Can Death Be a Virtual Reality?

This past weekend I was watching the TV show “The Good Place” which is about four people who die and are told they have been sent to the Good Place (a non-denominational version of heaven). In reality, they have actually been sent to a version of the Bad Place that has been disguised to look like the Good Place with certain features designed to subtlety torture them. The first season follows them as they slowly figure out that each of them do not deserve to be there, and that it is in fact the Bad Place. Now that I am watching the show and taking this class at the same time it has made me wonder if death is a virtual reality. When you die, you cease to live and are no longer conscious, suggesting that whatever comes next is a virtual reality, because it is no longer “real life.”

“The Good Place” really plays with this idea of death being an illusion when the demon in charge of creating this false Good Place completely fabricates everything the four characters believe to be true. This reminds me a lot of Plate’s Allegory of The Cave, and the puppeteer’s power over the cave dwellers to create what they believe to be true (until they escape from the cave). It gets even more interesting in the second season after they figure out the truth because the demon, Michael, just resets everything to the beginning, and continues to do this every time the four humans figure out the puzzle- a total of 800+ times. Each version was different and showed all the different combinations that could happen in this fake heaven. With all of these “fake” versions of the Good Place, are there any of them real? Or are all of them real Bad Places because the demons know it is real even though humans don’t though at times they believe it is real. Then to really throw a wrench into things, is it not all fake because either way the humans are dead? I’m not sure what the answer is but I will say in addition to this weeks readings I’m not sure where death falls in the discussion of virtual reality.
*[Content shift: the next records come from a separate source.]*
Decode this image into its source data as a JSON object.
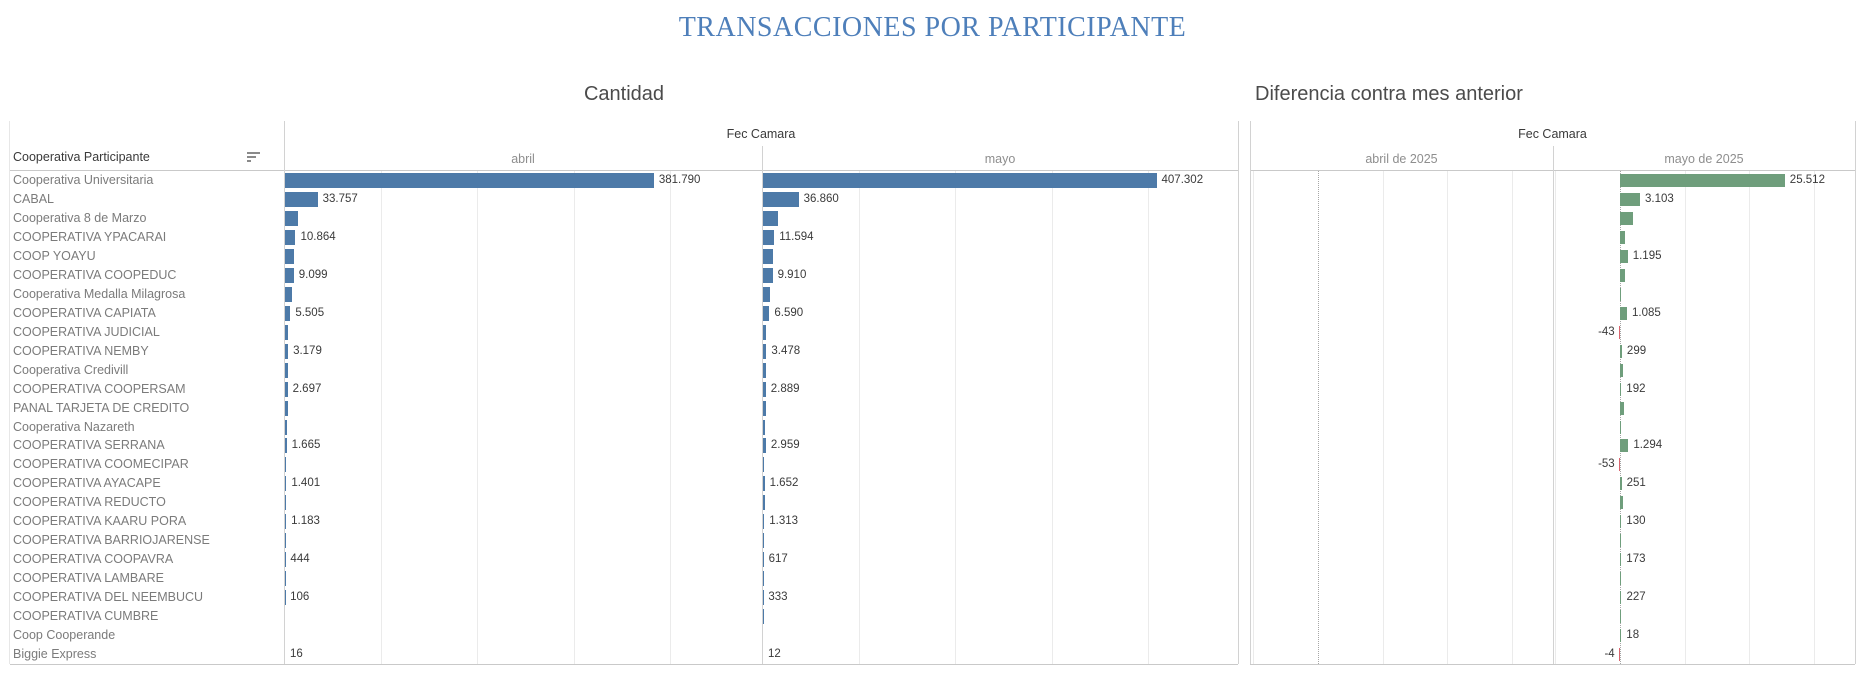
{
  "page_title": "TRANSACCIONES POR PARTICIPANTE",
  "row_header": {
    "title": "Cooperativa Participante",
    "sort_icon": "sort-descending-icon"
  },
  "colors": {
    "title_blue": "#4e7fba",
    "bar_blue": "#4d7aa8",
    "diff_positive_green": "#6f9e7c",
    "diff_negative_red": "#d9646e",
    "gridline": "#ebebeb",
    "row_label_grey": "#7b7b7b"
  },
  "chart_data": [
    {
      "type": "bar",
      "orientation": "horizontal",
      "title": "Cantidad",
      "col_group": "Fec Camara",
      "columns": [
        "abril",
        "mayo"
      ],
      "xlim": [
        0,
        494000
      ],
      "gridline_step": 100000,
      "legend": "none",
      "categories": [
        "Cooperativa Universitaria",
        "CABAL",
        "Cooperativa 8 de Marzo",
        "COOPERATIVA YPACARAI",
        "COOP YOAYU",
        "COOPERATIVA COOPEDUC",
        "Cooperativa Medalla Milagrosa",
        "COOPERATIVA CAPIATA",
        "COOPERATIVA JUDICIAL",
        "COOPERATIVA NEMBY",
        "Cooperativa Credivill",
        "COOPERATIVA COOPERSAM",
        "PANAL TARJETA DE CREDITO",
        "Cooperativa Nazareth",
        "COOPERATIVA SERRANA",
        "COOPERATIVA COOMECIPAR",
        "COOPERATIVA AYACAPE",
        "COOPERATIVA REDUCTO",
        "COOPERATIVA KAARU PORA",
        "COOPERATIVA BARRIOJARENSE",
        "COOPERATIVA COOPAVRA",
        "COOPERATIVA LAMBARE",
        "COOPERATIVA DEL NEEMBUCU",
        "COOPERATIVA CUMBRE",
        "Coop Cooperande",
        "Biggie Express"
      ],
      "series": [
        {
          "name": "abril",
          "values": [
            381790,
            33757,
            13400,
            10864,
            9600,
            9099,
            7500,
            5505,
            3500,
            3179,
            2900,
            2697,
            2600,
            2000,
            1665,
            1550,
            1401,
            1300,
            1183,
            700,
            444,
            250,
            106,
            60,
            30,
            16
          ]
        },
        {
          "name": "mayo",
          "values": [
            407302,
            36860,
            15400,
            11594,
            10795,
            9910,
            7650,
            6590,
            3457,
            3478,
            3320,
            2889,
            3270,
            2150,
            2959,
            1497,
            1652,
            1720,
            1313,
            850,
            617,
            400,
            333,
            130,
            48,
            12
          ]
        }
      ],
      "value_labels": {
        "abril": [
          "381.790",
          "33.757",
          null,
          "10.864",
          null,
          "9.099",
          null,
          "5.505",
          null,
          "3.179",
          null,
          "2.697",
          null,
          null,
          "1.665",
          null,
          "1.401",
          null,
          "1.183",
          null,
          "444",
          null,
          "106",
          null,
          null,
          "16"
        ],
        "mayo": [
          "407.302",
          "36.860",
          null,
          "11.594",
          null,
          "9.910",
          null,
          "6.590",
          null,
          "3.478",
          null,
          "2.889",
          null,
          null,
          "2.959",
          null,
          "1.652",
          null,
          "1.313",
          null,
          "617",
          null,
          "333",
          null,
          null,
          "12"
        ]
      }
    },
    {
      "type": "bar",
      "orientation": "horizontal",
      "title": "Diferencia contra mes anterior",
      "col_group": "Fec Camara",
      "columns": [
        "abril de 2025",
        "mayo de 2025"
      ],
      "xlim": [
        -10500,
        36500
      ],
      "gridline_step": 10000,
      "legend": "none",
      "categories": [
        "Cooperativa Universitaria",
        "CABAL",
        "Cooperativa 8 de Marzo",
        "COOPERATIVA YPACARAI",
        "COOP YOAYU",
        "COOPERATIVA COOPEDUC",
        "Cooperativa Medalla Milagrosa",
        "COOPERATIVA CAPIATA",
        "COOPERATIVA JUDICIAL",
        "COOPERATIVA NEMBY",
        "Cooperativa Credivill",
        "COOPERATIVA COOPERSAM",
        "PANAL TARJETA DE CREDITO",
        "Cooperativa Nazareth",
        "COOPERATIVA SERRANA",
        "COOPERATIVA COOMECIPAR",
        "COOPERATIVA AYACAPE",
        "COOPERATIVA REDUCTO",
        "COOPERATIVA KAARU PORA",
        "COOPERATIVA BARRIOJARENSE",
        "COOPERATIVA COOPAVRA",
        "COOPERATIVA LAMBARE",
        "COOPERATIVA DEL NEEMBUCU",
        "COOPERATIVA CUMBRE",
        "Coop Cooperande",
        "Biggie Express"
      ],
      "series": [
        {
          "name": "abril de 2025",
          "values": [
            null,
            null,
            null,
            null,
            null,
            null,
            null,
            null,
            null,
            null,
            null,
            null,
            null,
            null,
            null,
            null,
            null,
            null,
            null,
            null,
            null,
            null,
            null,
            null,
            null,
            null
          ]
        },
        {
          "name": "mayo de 2025",
          "values": [
            25512,
            3103,
            2000,
            730,
            1195,
            811,
            150,
            1085,
            -43,
            299,
            420,
            192,
            670,
            150,
            1294,
            -53,
            251,
            420,
            130,
            150,
            173,
            150,
            227,
            70,
            18,
            -4
          ]
        }
      ],
      "value_labels": {
        "mayo de 2025": [
          "25.512",
          "3.103",
          null,
          null,
          "1.195",
          null,
          null,
          "1.085",
          "-43",
          "299",
          null,
          "192",
          null,
          null,
          "1.294",
          "-53",
          "251",
          null,
          "130",
          null,
          "173",
          null,
          "227",
          null,
          "18",
          "-4"
        ]
      }
    }
  ]
}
4 thoughts on “Can Death Be a Virtual Reality?

  1. I’m a huge fan of The Good Place as well, and how death factors into our perception of reality is really interesting. In Borges’ piece, death is an entity that looms over the entire plot and ultimately stalled by God. Life seems to be extended a whole year for the doomed narrator by this religious entity. Like Michael in The Good Place or the puppeteers of Plato’s cave, a controlling figure seems to recur in stories where reality is alternated or subverted. Do we have control over our delusions? If so, do we raise them up only to detract from the inevitable pain of death? If not, why do mysterious forces give us these delusions? To realize something about life? To sadistically inflict torment? To work us into a larger design?

  2. I have never seen The Good Place, but it reminds me of one of my favorite episodes of The Twilight Zone called “A Nice Place to Visit”In this episode, a man is killed while robbing a bank and appears in a reality where his every wish is granted. He too wonders how a bad guy like him got into heaven. Growing bored of living a perfect life, he complains about his situation to an angel, who reveals that he is really in hell. The episode is meant to show the moral that the perfect life is not nearly as perfect as it looks, but it also portrays a fascinating version of hell.

    The truth is that no one knows what lies after death; there could be a world of misery or joy based on how we live our lives, there could be yet another life similar to ours, or there could simply be nothing. All of these fictional versions of the afterlife that people create certainly are fake realities, usually based on little more than what they think makes a good story or what makes them most comfortable.

    And of course, it is hard to question which of these versions of the afterlife are real when we cannot say with certainty whether life is real. We could be living in a very realistic dream such as in Julio Cortazar’s “The Night Face-Up” which is no more real than any of these versions of heaven and hell. So I say you should just believe in whatever makes it easiest to live your life. Who knows, maybe by believing in one version of the afterlife, you can experience it when you die.

  3. I find this concept so interesting, and now I understand why everyone keeps telling me to watch The Good Place. I agree with the callback to Plato’s “Allegory of the Cave,” but in the sense that perhaps the audience is the man who leaves the cave and has to return with the knowledge that what goes on in the care is a simulation. The audience knows that this is The Bad Place, but the characters don’t (or did I totally misunderstand this part of the show?).

  4. I have never seen The Good Place either, but this shows sounds amazing (I will be watching it). You bring up an interesting point about what it means to experience death, and if death can be considered a virtual reality. I do not think death is a virtual reality, for if one has passed away, would the afterlife not become their immediate reality in the way that the present world is ours? Also, because everyone has different ideas of what death instills, I think death being a virtual reality could only be applicable for individuals who feel that they will be entering some other world after death (like heaven, hell, or having their souls return back to earth, etc.).

    To address the idea of “real life”, I could not help but to think about Borges’ The Secret Miracle in which upon Hladik’s death he is granted another year by God to finish his play. Because time is standing still, and he is the only one with consciousness, can it be said that his reality was “real”, if it is a reality that only he can experience?